甄九灵道:“嫂子,祝由说得对。我们从曹要那边过来的,他们都很想你们。祝由是为你们好。你走了,我们就放开手脚救人了,你懂吗?”
祝由也道:“嫂子,我们肯定能把瓜傻就出来,但是要没有牵挂。你还是回华山去吧。”
陈香这时候才明白祝由的话,于是回去带着孩子回华山了。
陈香走了以后,甄九灵道:“三弟,你看看找谁比较好呢?”
祝由道:“这个应该是刑部管,所以得找孙尚书。”
甄九灵道:“孙尚书事你熟悉,所以只能你出面了。”
祝由道:“那我请孙尚书去听曲儿。”
杨生素道:“那个孙尚书能给你面子吗?”
祝由道:“试试看,毕竟我也给他们家瞧过病。”
第二天,三人来到了听曲儿的地方。
两个看门的问道:“你们找谁?以前来过吗?”
祝由道:“你们是新来的吧?我们找谭美琴。”
两个看门的异口同声地说道:“谭美琴已经不在这里了,请回吧?”
祝由说道:“那我们找孙尚书。”
两个看门的说道:“孙尚书不在里面。”
祝由道:“那我们先进去,在里面等他。”
一个看门的说道:“不行,要人在里面我们才能放你们进去!”
杨生素怒道:“你这个看门狗还挺负责任!”
祝由忙说道:“大哥,不要急,我们等一下就行了。”
就在这时,听到后面有马车响声。等到了近前一看,孙尚书从马车上下来了,孙小姐也来了。
兄弟三人连忙上前抱拳行礼,祝由说道:“感谢孙尚书赏光听曲儿。”
孙尚书摇了摇手,径直走了进去。孙小姐朝他们挥挥手,示意一起进去。
落座后,只见一个长相一般的女子在抱着琴在哼唱,曲子却是《诗经》里的歌词,祝由听到:“蒹葭苍苍,白露为霜,所谓伊人,在水一方……”
祝由四处张望,却没看到谭美琴。
孙大人轻声说道:“那位谭小姐已经不在了。”
祝由道:“怎么就不在了?她唱得那么好?”
孙大人在祝由的耳边轻声说道:“她喜欢上了一位大臣,而这位大臣的妻子却是前朝的公主。长公主知道后…….”孙尚书做了一个抹脖子的手势。
祝由吓得打了一个激灵,说道:“又是您孙大人办的案子吧?别人不可能那么清楚。”
孙尚书点了点头,问道:“祝郎中,你今天找我来,不知道有何贵干?”
祝由在他耳边轻声道:“我有一个好友,看图书的,叫瓜傻……”
孙尚书捂住了他的口,说道:“这事,我知道。本来丢掉一本书也不是什么大事,可是这不是一般的书,而是古代传下来的医书。皇上如果怪下罪来,都是要杀头的。”

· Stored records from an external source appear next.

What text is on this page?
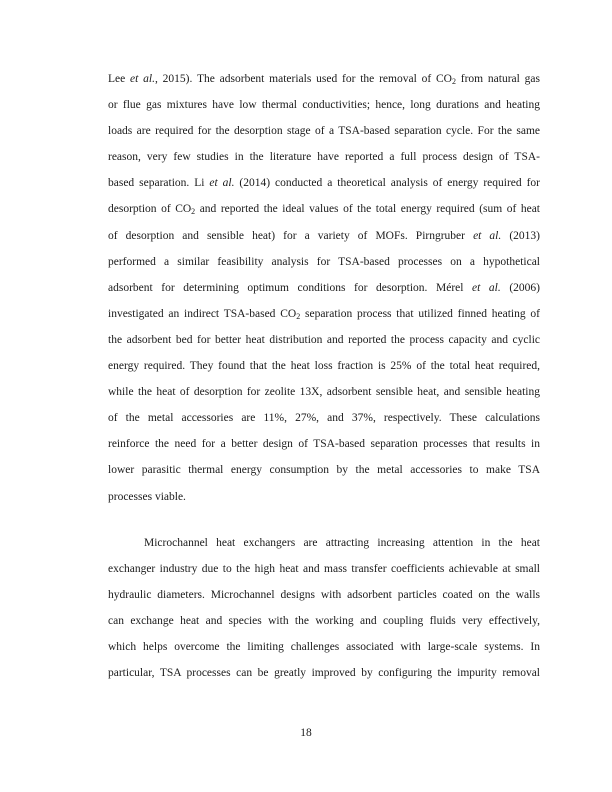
Lee et al., 2015). The adsorbent materials used for the removal of $CO_2$ from natural gas
or flue gas mixtures have low thermal conductivities; hence, long durations and heating
loads are required for the desorption stage of a TSA-based separation cycle. For the same
reason, very few studies in the literature have reported a full process design of TSA-
based separation. Li et al. (2014) conducted a theoretical analysis of energy required for
desorption of $CO_2$ and reported the ideal values of the total energy required (sum of heat
of desorption and sensible heat) for a variety of MOFs. Pirngruber et al. (2013)
performed a similar feasibility analysis for TSA-based processes on a hypothetical
adsorbent for determining optimum conditions for desorption. Mérel et al. (2006)
investigated an indirect TSA-based $CO_2$ separation process that utilized finned heating of
the adsorbent bed for better heat distribution and reported the process capacity and cyclic
energy required. They found that the heat loss fraction is 25% of the total heat required,
while the heat of desorption for zeolite 13X, adsorbent sensible heat, and sensible heating
of the metal accessories are 11%, 27%, and 37%, respectively. These calculations
reinforce the need for a better design of TSA-based separation processes that results in
lower parasitic thermal energy consumption by the metal accessories to make TSA
processes viable.

Microchannel heat exchangers are attracting increasing attention in the heat
exchanger industry due to the high heat and mass transfer coefficients achievable at small
hydraulic diameters. Microchannel designs with adsorbent particles coated on the walls
can exchange heat and species with the working and coupling fluids very effectively,
which helps overcome the limiting challenges associated with large-scale systems. In
particular, TSA processes can be greatly improved by configuring the impurity removal

18
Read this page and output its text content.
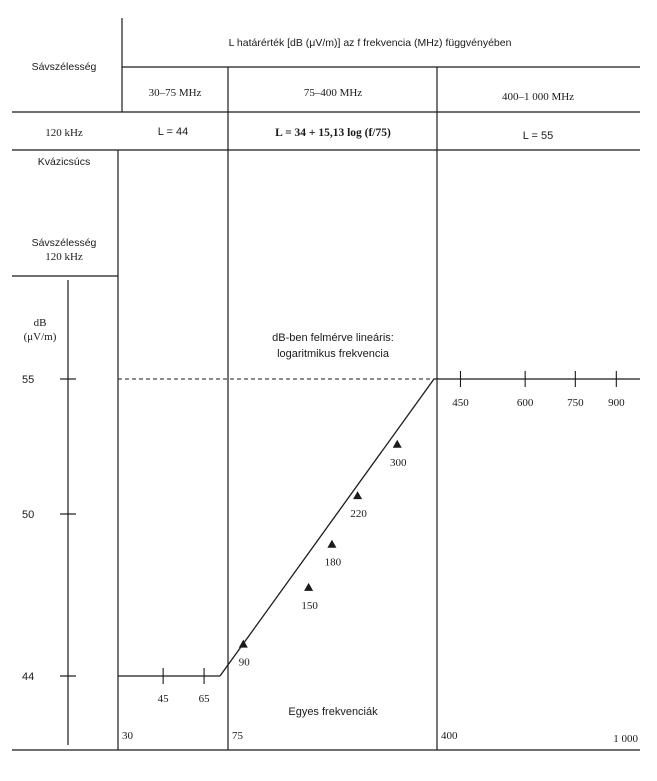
L határérték [dB (μV/m)] az f frekvencia (MHz) függvényében
Sávszélesség
30–75 MHz	75–400 MHz	400–1 000 MHz
120 kHz	L = 44	L = 34 + 15,13 log (f/75)	L = 55
Kvázicsúcs
Sávszélesség
120 kHz
dB
(μV/m)
44
50
55
dB-ben felmérve lineáris:
logaritmikus frekvencia
45	65
450	600	750 900
90
150
180
220
300
Egyes frekvenciák
30	75	400	1 000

祝由轻声道:“希望孙尚书能拖延几日再审理此案,我们兄弟三人去把这本书找回来。那么重要的书,确实不能丢!拜托了,孙大人。”说完,站起来,行了个礼。
孙尚书道:“别人的事情我还确实不愿意去管,但是祝郎中的事情,我也没什么好说的。我给你们十日时间,去找书,十日后我再让他们审理,你看时间够吗?”
祝由再次站了起来,抱拳轻声说道:“够了,十日之内,我们负责找到此书!谢谢孙大人,谢谢孙小姐!”说完,拉着杨生素和甄九灵先走了。